The U.S. Supreme Court’s decisive blow to Burbank’s fight to ban rock concerts from a city-owned facility does not mean the end of the city’s legal battles over the issue.

And past and present city officials disagree on whether the fight has been worth the more than $255,000 the city has spent in defending its ban.

That amount represents damages and attorneys’ fees, plus interest, in the lawsuit filed over the city’s 1979 refusal to allow a concert promoter to stage six rock concerts at the city’s Starlight Bowl. The promoter won the suit, which was upheld on appeal.

Advertisement

The nation’s high court ended the city’s hopes of eventual victory Monday by rejecting Burbank’s appeal to consider the case.

City Faces Another Suit

In addition, the city faces a multimillion-dollar suit by the promoter, who seeks to recover an amount equal to the profits he would have earned if allowed to stage the concerts.

Outgoing Burbank Mayor E. Daniel Remy and his chief rival on the City Council, Mary Lou Howard, maintained in the wake of the sobering Supreme Court rejection that the city needed to fight and take the case as far as necessary, even though the cost had proved to be quite high. Councilman Leland Ayers, however, said the fight had not been worth the cost.

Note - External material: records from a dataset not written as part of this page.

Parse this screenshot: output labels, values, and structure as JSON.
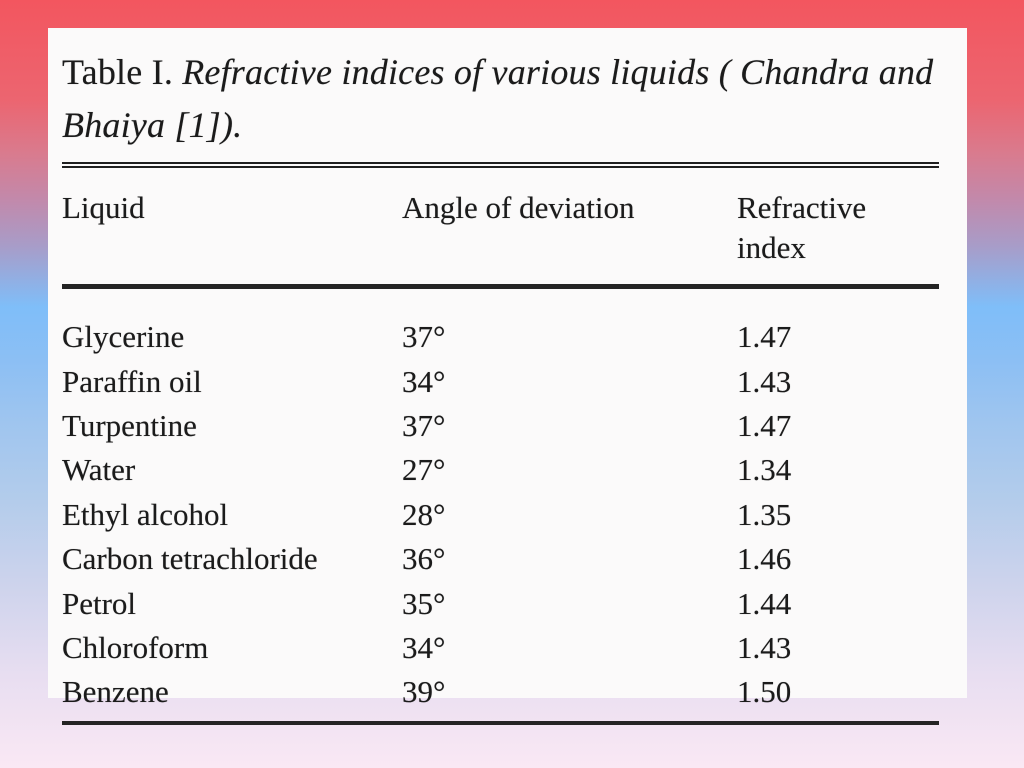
{
  "background": {
    "gradient_stops": [
      "#f3565f",
      "#ec6570",
      "#d97b8e",
      "#c289ab",
      "#a89cc8",
      "#7fbef9",
      "#9fc5ef",
      "#cdd3ec",
      "#e8def1",
      "#fae8f4"
    ]
  },
  "table": {
    "title": {
      "label": "Table I.",
      "line1": "Refractive indices of various liquids ( Chandra and",
      "line2": "Bhaiya [1])."
    },
    "columns": [
      "Liquid",
      "Angle of deviation",
      "Refractive index"
    ],
    "rows": [
      {
        "liquid": "Glycerine",
        "angle": "37°",
        "index": "1.47"
      },
      {
        "liquid": "Paraffin oil",
        "angle": "34°",
        "index": "1.43"
      },
      {
        "liquid": "Turpentine",
        "angle": "37°",
        "index": "1.47"
      },
      {
        "liquid": "Water",
        "angle": "27°",
        "index": "1.34"
      },
      {
        "liquid": "Ethyl alcohol",
        "angle": "28°",
        "index": "1.35"
      },
      {
        "liquid": "Carbon tetrachloride",
        "angle": "36°",
        "index": "1.46"
      },
      {
        "liquid": "Petrol",
        "angle": "35°",
        "index": "1.44"
      },
      {
        "liquid": "Chloroform",
        "angle": "34°",
        "index": "1.43"
      },
      {
        "liquid": "Benzene",
        "angle": "39°",
        "index": "1.50"
      }
    ],
    "text_color": "#1b1b1b",
    "card_bg": "#fbfafa"
  },
  "chart_data": {
    "type": "table",
    "title": "Table I. Refractive indices of various liquids (Chandra and Bhaiya [1]).",
    "columns": [
      "Liquid",
      "Angle of deviation",
      "Refractive index"
    ],
    "rows": [
      [
        "Glycerine",
        "37°",
        1.47
      ],
      [
        "Paraffin oil",
        "34°",
        1.43
      ],
      [
        "Turpentine",
        "37°",
        1.47
      ],
      [
        "Water",
        "27°",
        1.34
      ],
      [
        "Ethyl alcohol",
        "28°",
        1.35
      ],
      [
        "Carbon tetrachloride",
        "36°",
        1.46
      ],
      [
        "Petrol",
        "35°",
        1.44
      ],
      [
        "Chloroform",
        "34°",
        1.43
      ],
      [
        "Benzene",
        "39°",
        1.5
      ]
    ]
  }
}
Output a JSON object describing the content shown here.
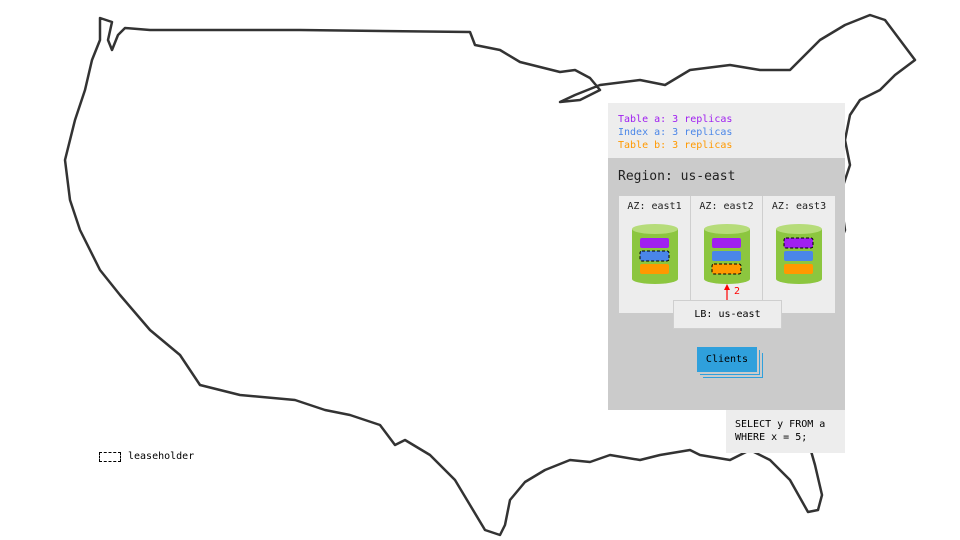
{
  "legend": {
    "lines": [
      {
        "text": "Table a: 3 replicas",
        "color": "#a020f0"
      },
      {
        "text": "Index a: 3 replicas",
        "color": "#4a86e8"
      },
      {
        "text": "Table b: 3 replicas",
        "color": "#ff9900"
      }
    ]
  },
  "region": {
    "title": "Region: us-east"
  },
  "azs": [
    {
      "label": "AZ: east1",
      "leaseholder": "index-a"
    },
    {
      "label": "AZ: east2",
      "leaseholder": "table-b"
    },
    {
      "label": "AZ: east3",
      "leaseholder": "table-a"
    }
  ],
  "arrow_label": "2",
  "lb": {
    "label": "LB: us-east"
  },
  "clients": {
    "label": "Clients"
  },
  "query": {
    "text": "SELECT y FROM a\nWHERE x = 5;"
  },
  "key": {
    "label": "leaseholder"
  },
  "colors": {
    "table_a": "#a020f0",
    "index_a": "#4a86e8",
    "table_b": "#ff9900",
    "node": "#8cc63f",
    "arrow": "#ff0000"
  }
}
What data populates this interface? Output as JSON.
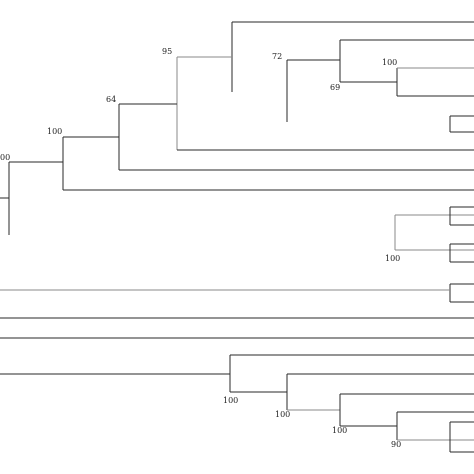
{
  "diagram": {
    "type": "phylogenetic-tree",
    "bootstrap_labels": [
      "95",
      "72",
      "100",
      "64",
      "69",
      "100",
      "00",
      "100",
      "100",
      "100",
      "100",
      "90"
    ]
  }
}
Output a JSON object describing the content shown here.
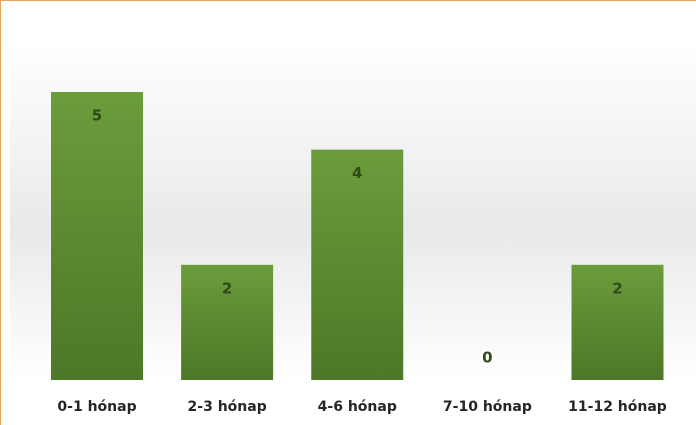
{
  "chart_data": {
    "type": "bar",
    "categories": [
      "0-1 hónap",
      "2-3 hónap",
      "4-6 hónap",
      "7-10 hónap",
      "11-12 hónap"
    ],
    "values": [
      5,
      2,
      4,
      0,
      2
    ],
    "color": "#5f8f32",
    "grid": false
  }
}
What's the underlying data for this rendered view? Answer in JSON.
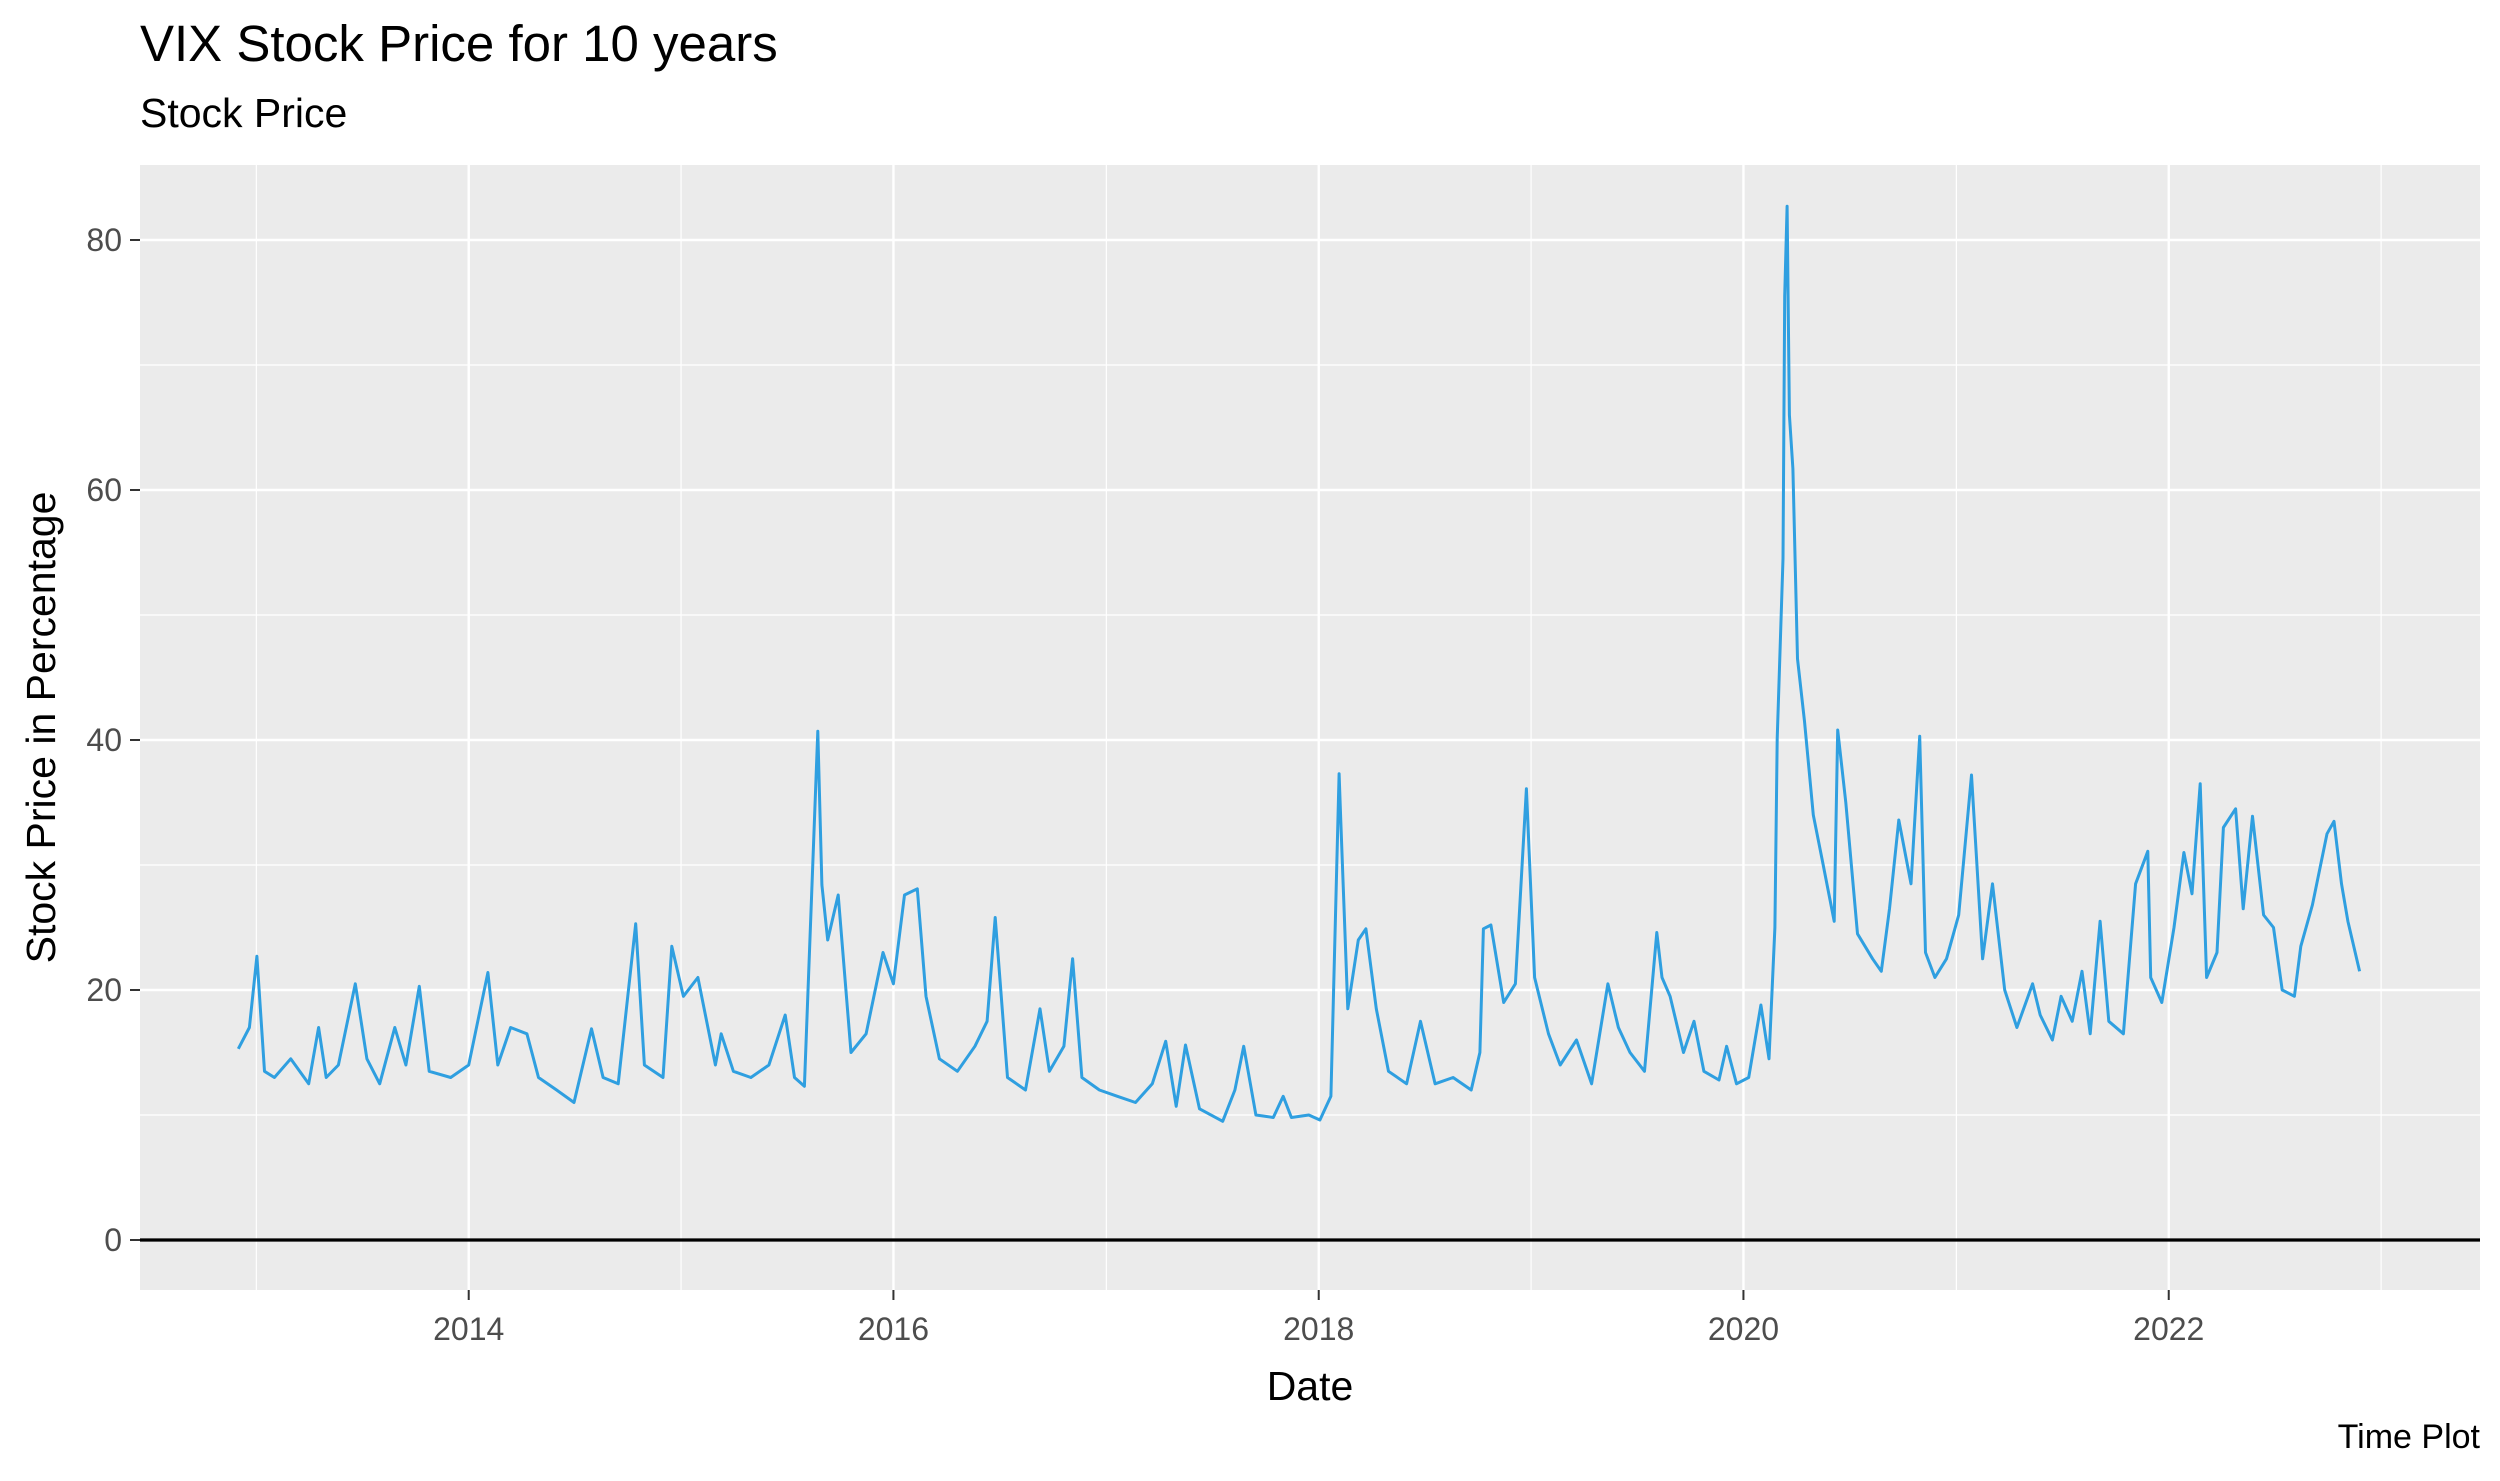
{
  "chart_data": {
    "type": "line",
    "title": "VIX Stock Price for 10 years",
    "subtitle": "Stock Price",
    "caption": "Time Plot",
    "xlabel": "Date",
    "ylabel": "Stock Price in Percentage",
    "xlim": [
      "2012-06-15",
      "2023-06-20"
    ],
    "ylim": [
      -4,
      86
    ],
    "x_ticks": [
      "2014",
      "2016",
      "2018",
      "2020",
      "2022"
    ],
    "y_ticks": [
      0,
      20,
      40,
      60,
      80
    ],
    "hline": 0,
    "grid": true,
    "line_color": "#2f9fe0",
    "series": [
      {
        "x": [
          "2012-12-01",
          "2012-12-20",
          "2013-01-02",
          "2013-01-15",
          "2013-02-01",
          "2013-03-01",
          "2013-04-01",
          "2013-04-18",
          "2013-05-01",
          "2013-05-22",
          "2013-06-20",
          "2013-07-10",
          "2013-08-01",
          "2013-08-27",
          "2013-09-15",
          "2013-10-08",
          "2013-10-25",
          "2013-12-01",
          "2014-01-01",
          "2014-02-03",
          "2014-02-20",
          "2014-03-14",
          "2014-04-11",
          "2014-05-01",
          "2014-06-01",
          "2014-07-01",
          "2014-07-31",
          "2014-08-20",
          "2014-09-15",
          "2014-10-15",
          "2014-10-30",
          "2014-12-01",
          "2014-12-16",
          "2015-01-05",
          "2015-01-30",
          "2015-03-01",
          "2015-03-11",
          "2015-04-01",
          "2015-05-01",
          "2015-06-01",
          "2015-06-29",
          "2015-07-15",
          "2015-08-01",
          "2015-08-24",
          "2015-08-31",
          "2015-09-10",
          "2015-09-28",
          "2015-10-20",
          "2015-11-15",
          "2015-12-14",
          "2016-01-01",
          "2016-01-20",
          "2016-02-11",
          "2016-02-26",
          "2016-03-20",
          "2016-04-20",
          "2016-05-20",
          "2016-06-10",
          "2016-06-24",
          "2016-07-15",
          "2016-08-15",
          "2016-09-09",
          "2016-09-25",
          "2016-10-20",
          "2016-11-04",
          "2016-11-20",
          "2016-12-20",
          "2017-01-20",
          "2017-02-20",
          "2017-03-21",
          "2017-04-13",
          "2017-05-01",
          "2017-05-17",
          "2017-06-10",
          "2017-07-20",
          "2017-08-10",
          "2017-08-25",
          "2017-09-15",
          "2017-10-15",
          "2017-11-01",
          "2017-11-15",
          "2017-12-15",
          "2018-01-03",
          "2018-01-22",
          "2018-02-05",
          "2018-02-08",
          "2018-02-20",
          "2018-03-10",
          "2018-03-23",
          "2018-04-10",
          "2018-05-01",
          "2018-06-01",
          "2018-06-25",
          "2018-07-20",
          "2018-08-20",
          "2018-09-20",
          "2018-10-05",
          "2018-10-11",
          "2018-10-24",
          "2018-11-15",
          "2018-12-05",
          "2018-12-24",
          "2019-01-07",
          "2019-01-31",
          "2019-02-20",
          "2019-03-20",
          "2019-04-15",
          "2019-05-13",
          "2019-05-31",
          "2019-06-20",
          "2019-07-15",
          "2019-08-05",
          "2019-08-14",
          "2019-08-28",
          "2019-09-20",
          "2019-10-08",
          "2019-10-25",
          "2019-11-20",
          "2019-12-03",
          "2019-12-20",
          "2020-01-10",
          "2020-01-31",
          "2020-02-14",
          "2020-02-24",
          "2020-02-28",
          "2020-03-09",
          "2020-03-12",
          "2020-03-16",
          "2020-03-20",
          "2020-03-26",
          "2020-04-03",
          "2020-04-15",
          "2020-04-30",
          "2020-05-15",
          "2020-06-05",
          "2020-06-11",
          "2020-06-25",
          "2020-07-15",
          "2020-08-10",
          "2020-08-25",
          "2020-09-08",
          "2020-09-24",
          "2020-10-15",
          "2020-10-30",
          "2020-11-09",
          "2020-11-25",
          "2020-12-15",
          "2021-01-05",
          "2021-01-27",
          "2021-02-15",
          "2021-03-04",
          "2021-03-25",
          "2021-04-15",
          "2021-05-12",
          "2021-05-25",
          "2021-06-15",
          "2021-06-30",
          "2021-07-19",
          "2021-08-05",
          "2021-08-19",
          "2021-09-05",
          "2021-09-20",
          "2021-10-15",
          "2021-11-05",
          "2021-11-26",
          "2021-12-01",
          "2021-12-20",
          "2022-01-10",
          "2022-01-27",
          "2022-02-10",
          "2022-02-24",
          "2022-03-07",
          "2022-03-25",
          "2022-04-05",
          "2022-04-26",
          "2022-05-09",
          "2022-05-25",
          "2022-06-13",
          "2022-06-30",
          "2022-07-15",
          "2022-08-05",
          "2022-08-16",
          "2022-09-05",
          "2022-09-30",
          "2022-10-12",
          "2022-10-25",
          "2022-11-05",
          "2022-11-25"
        ],
        "y": [
          15.3,
          17.0,
          22.7,
          13.5,
          13.0,
          14.5,
          12.5,
          17.0,
          13.0,
          14.0,
          20.5,
          14.5,
          12.5,
          17.0,
          14.0,
          20.3,
          13.5,
          13.0,
          14.0,
          21.4,
          14.0,
          17.0,
          16.5,
          13.0,
          12.0,
          11.0,
          16.9,
          13.0,
          12.5,
          25.3,
          14.0,
          13.0,
          23.5,
          19.5,
          21.0,
          14.0,
          16.5,
          13.5,
          13.0,
          14.0,
          18.0,
          13.0,
          12.3,
          40.7,
          28.4,
          24.0,
          27.6,
          15.0,
          16.5,
          23.0,
          20.5,
          27.6,
          28.1,
          19.5,
          14.5,
          13.5,
          15.5,
          17.5,
          25.8,
          13.0,
          12.0,
          18.5,
          13.5,
          15.5,
          22.5,
          13.0,
          12.0,
          11.5,
          11.0,
          12.5,
          15.9,
          10.7,
          15.6,
          10.5,
          9.5,
          12.0,
          15.5,
          10.0,
          9.8,
          11.5,
          9.8,
          10.0,
          9.6,
          11.5,
          37.3,
          33.5,
          18.5,
          24.0,
          24.9,
          18.5,
          13.5,
          12.5,
          17.5,
          12.5,
          13.0,
          12.0,
          15.0,
          24.9,
          25.2,
          19.0,
          20.5,
          36.1,
          21.0,
          16.5,
          14.0,
          16.0,
          12.5,
          20.5,
          17.0,
          15.0,
          13.5,
          24.6,
          21.0,
          19.5,
          15.0,
          17.5,
          13.5,
          12.8,
          15.5,
          12.5,
          13.0,
          18.8,
          14.5,
          25.0,
          40.1,
          54.5,
          75.5,
          82.7,
          66.0,
          61.7,
          46.5,
          41.5,
          34.0,
          30.5,
          25.5,
          40.8,
          35.0,
          24.5,
          22.5,
          21.5,
          26.5,
          33.6,
          28.5,
          40.3,
          23.0,
          21.0,
          22.5,
          26.0,
          37.2,
          22.5,
          28.5,
          20.0,
          17.0,
          20.5,
          18.0,
          16.0,
          19.5,
          17.5,
          21.5,
          16.5,
          25.5,
          17.5,
          16.5,
          28.5,
          31.1,
          21.0,
          19.0,
          25.0,
          31.0,
          27.7,
          36.5,
          21.0,
          23.0,
          33.0,
          34.5,
          26.5,
          33.9,
          26.0,
          25.0,
          20.0,
          19.5,
          23.5,
          26.8,
          32.5,
          33.5,
          28.5,
          25.5,
          21.5
        ]
      }
    ]
  }
}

“Hell, no, it wasn’t worth it all for the few thousand dollars income (in police and maintenance services) it would have cost us in the beginning,” Ayers said.

In rejecting the city’s appeal, the justices upheld a U.S. 9th Circuit Court of Appeals ruling that the city and former Councilman Jim Richman in 1979 had unlawfully prevented the concert promoter, Cinevision, from booking acts such as Jackson Browne, Blue Oyster Cult, Al Stewart and Patti Smith at the city’s outdoor arena.

Several council members said they feared “hard rock” artists would attract narcotics users, and Richman, a councilman from 1977 to 1981 who was named as a defendant in the suit, allegedly said publicly that the groups would attract “dopers,” homosexuals and anti-nuclear demonstrators.

Advertisement

Option to Cancel

The city claimed that, under the contract with Cinevision, it had the option of canceling any show that had the potential for creating a public nuisance or violating state laws or city ordinances.

A federal court jury, finding the ban was counter to the First Amendment guarantee of free expression, held the city and Richman liable for $20,000 in damages and $119,000 in legal fees. Richman was ordered to pay an additional $5,000 in punitive damages.

The city must also pay about $28,500 in interest for damages and attorneys’ fees. Doug Holland, senior assistant city attorney for Burbank, said the city must pay two additional charges: $14,908 for Cinevision’s defense fees in the appeal court and $3,016 for the promoter’s defense fees for the Supreme Court.

Holland said the city had spent an estimated $50,000 for Los Angeles attorney Tony Liebig to fight the suit. However, he said, Liebig is representing the city in the pending Superior Court suit, and much of the fees overlap.

The money will come out of a city insurance fund for the defense of lawsuits, Holland said.

A trial to determine whether the city illegally breached the contract with Cinevision is scheduled at the end of May in Los Angeles Superior Court. John Cochrane of the Los Angeles law firm that represents Cinevision said the promoter was seeking damages “in the area of $7 million to $10 million.”

Advertisement

Worth It to Fight?

Although he had said earlier in the week that the city had a constitutional principle to protect, even though a settlement was offered, Richard Marston, Burbank senior assistant city attorney, said Wednesday that he did not feel it was appropriate for him to say whether the city should have spent so much money fighting the lawsuit.

“It’s like an attorney for either side in a case saying whether it was worth it to fight a case hard,” Marston said.

Mayor Remy, however, said it was the city’s responsibility “not to roll over, and to stand up and be counted. We put a certain morality before us, like the Constitution itself. Hindsight is always 20-20, but lots of people have given their lives to protect the Constitution and what it stands for.”

Ayers said the promoter refused to let the city work out a settlement “because they felt they had a real good case. A settlement offer never came before the City Council because Cinevision was not prepared to let the city off the hook. We tried to negotiate, but they were not receptive to our offers.”

Money Well Spent

Richman said Wednesday that he was considering filing a suit against City Atty. William Rudell to pay Richman’s punitive damage costs.

He said he felt the money spent by the city in the legal battle went for a just cause.

“If we saved one life, it was worth it,” Richman said. “Given the number of concerts there would have been, with 5,000 people smoking grass and snorting coke, and multiply the people who might have been killed through drug use, I think the money was well worth the effort.”